So erinnerten Jun Fukuda von der japanischen Forstagentur wie auch Norbert Totschnig beim Österreichisch-Japanischen Forst-Forum in Tokio (und tags darauf auch in Kyoto) an die lange währende Zusammenarbeit beider Länder im Forstbereich. Totschnig: „Uns verbindet durch den hohen Waldanteil in beiden Ländern und die geografische Besonderheit ihrer Gebirge ein starkes Band. Der Expertenaustausch hat eine lange Tradition, vor allem im Bereich Naturgefahren.“ Gemeinsam mit Japan wolle Österreich nach neuen Wegen und innovativen Lösungen in der Forst- und Holzwirtschaft suchen. „Denn eine aktive,
nachhaltige Waldbewirtschaftung ist die Grundlage zur Erfüllung der zahlreichen Wirkungen und Leistungen des Waldes für die Gesellschaft und die Umwelt.“ 

Größter Holzimporteur der Welt 

Neben Wissenstransfer und Austausch von Know-how etwa in Sachen Aus- und Weiterbildung gehe es auch um Holzbau sowie den Einsatz von Maschinen und Techniken für eine nachhaltige Waldbewirtschaftung. Der Großteil der japanischen Wald-flächen ist bisher ungenutzt. Japan importiert über 70 Prozent seines Holzbedarfs – und ist so der größte Holzimporteur der Welt. Erst nach dem schweren Seebeben samt Tsunami und damit verbunden der Atomkraftwerk-Katastrophe in Fukushima vor 13 Jahren haben die Nutzung des Waldes und generell die Forst- und Holzwirtschaft wie auch die Biomasse einen Bedeutungsschub erfahren. Dieser Trend habe sich laut Fukuda in den vergangenen Jahren weiter verstärkt und um Fragen des Holzbaus erweitert. 
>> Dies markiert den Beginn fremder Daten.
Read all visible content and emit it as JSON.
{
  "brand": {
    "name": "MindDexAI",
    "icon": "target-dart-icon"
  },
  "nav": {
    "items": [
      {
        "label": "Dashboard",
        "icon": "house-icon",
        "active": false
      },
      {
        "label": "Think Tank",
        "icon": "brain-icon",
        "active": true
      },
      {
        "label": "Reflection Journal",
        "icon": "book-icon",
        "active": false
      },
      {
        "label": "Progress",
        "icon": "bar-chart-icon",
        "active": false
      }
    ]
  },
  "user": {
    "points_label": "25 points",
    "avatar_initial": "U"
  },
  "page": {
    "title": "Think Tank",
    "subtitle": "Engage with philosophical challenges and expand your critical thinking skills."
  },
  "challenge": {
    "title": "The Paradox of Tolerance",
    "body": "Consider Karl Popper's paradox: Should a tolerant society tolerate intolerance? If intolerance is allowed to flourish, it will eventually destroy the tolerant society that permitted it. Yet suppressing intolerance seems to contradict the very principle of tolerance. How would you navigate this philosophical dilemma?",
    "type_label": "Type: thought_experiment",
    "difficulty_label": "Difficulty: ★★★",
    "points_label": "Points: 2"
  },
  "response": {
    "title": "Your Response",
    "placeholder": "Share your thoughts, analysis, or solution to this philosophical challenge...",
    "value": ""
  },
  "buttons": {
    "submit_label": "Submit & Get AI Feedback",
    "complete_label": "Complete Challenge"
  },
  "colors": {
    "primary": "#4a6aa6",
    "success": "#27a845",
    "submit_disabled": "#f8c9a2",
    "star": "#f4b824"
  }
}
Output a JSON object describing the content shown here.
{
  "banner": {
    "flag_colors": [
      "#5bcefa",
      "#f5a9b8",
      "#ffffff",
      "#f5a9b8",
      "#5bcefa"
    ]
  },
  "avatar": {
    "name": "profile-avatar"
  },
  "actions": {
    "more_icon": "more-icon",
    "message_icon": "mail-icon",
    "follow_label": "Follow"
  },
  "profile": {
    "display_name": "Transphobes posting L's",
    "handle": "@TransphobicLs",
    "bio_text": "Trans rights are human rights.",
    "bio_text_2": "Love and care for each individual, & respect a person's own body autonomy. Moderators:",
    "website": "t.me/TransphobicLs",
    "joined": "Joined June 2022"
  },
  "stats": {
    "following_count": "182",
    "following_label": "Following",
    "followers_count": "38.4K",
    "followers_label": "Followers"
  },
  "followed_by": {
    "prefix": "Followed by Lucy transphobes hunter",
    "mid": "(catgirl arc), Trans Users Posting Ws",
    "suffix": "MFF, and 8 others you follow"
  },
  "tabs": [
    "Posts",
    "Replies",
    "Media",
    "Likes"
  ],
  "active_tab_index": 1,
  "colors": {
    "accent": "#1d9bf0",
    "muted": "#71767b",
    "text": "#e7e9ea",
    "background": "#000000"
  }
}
Deshalb nutzten auch rund ein Dutzend Firmen aus Österreich wie ETA Heiztechnik, Konrad Forsttechnik, die Lieco-Forstpflanzen-Sparte der Liechtensteins, die MM-Forsttechnik der Mayr-Melnhofs, Pfanner-Schutzbekleidung oder Rubner-Holzbau die beiden Forst-Foren samt Ministerbesuch in Japan (sowie einige von ihnen wenige Tage später auch in Chinas Hauptstadt Peking), um ihre Maschinen und Geräte etwa rund um die Seilbergung von Holzstämmen sowie Techniken, Produkte und Systeme von Aufforstung über Ernte bis Holzarchitektur anzupreisen. Abteilungsleiter Martin Nöbauer aus dem Forstministerium in Wien weiß: „Österreichische Unternehmen mit Expertise in der Gebirgsforstwirtschaft und in innovativer Forsttechnik sind für Japan sehr wichtig. Japanische Forst-Kollegen lieben unsere Forsttechnik!“ 

Laut Wirtschaftskammer Österreich sind 80 österreichische Firmen der Forst- und Holzwirtschaft und der Bioenergie in Japan durch Repräsentanzen oder Niederlassungen tätig. Österreichs größte Exporteure von Holz- und Holzprodukten nach Japan sind HS Timber, Stora Enso Österreich, Binderholz und Hasslacher Norica Timber.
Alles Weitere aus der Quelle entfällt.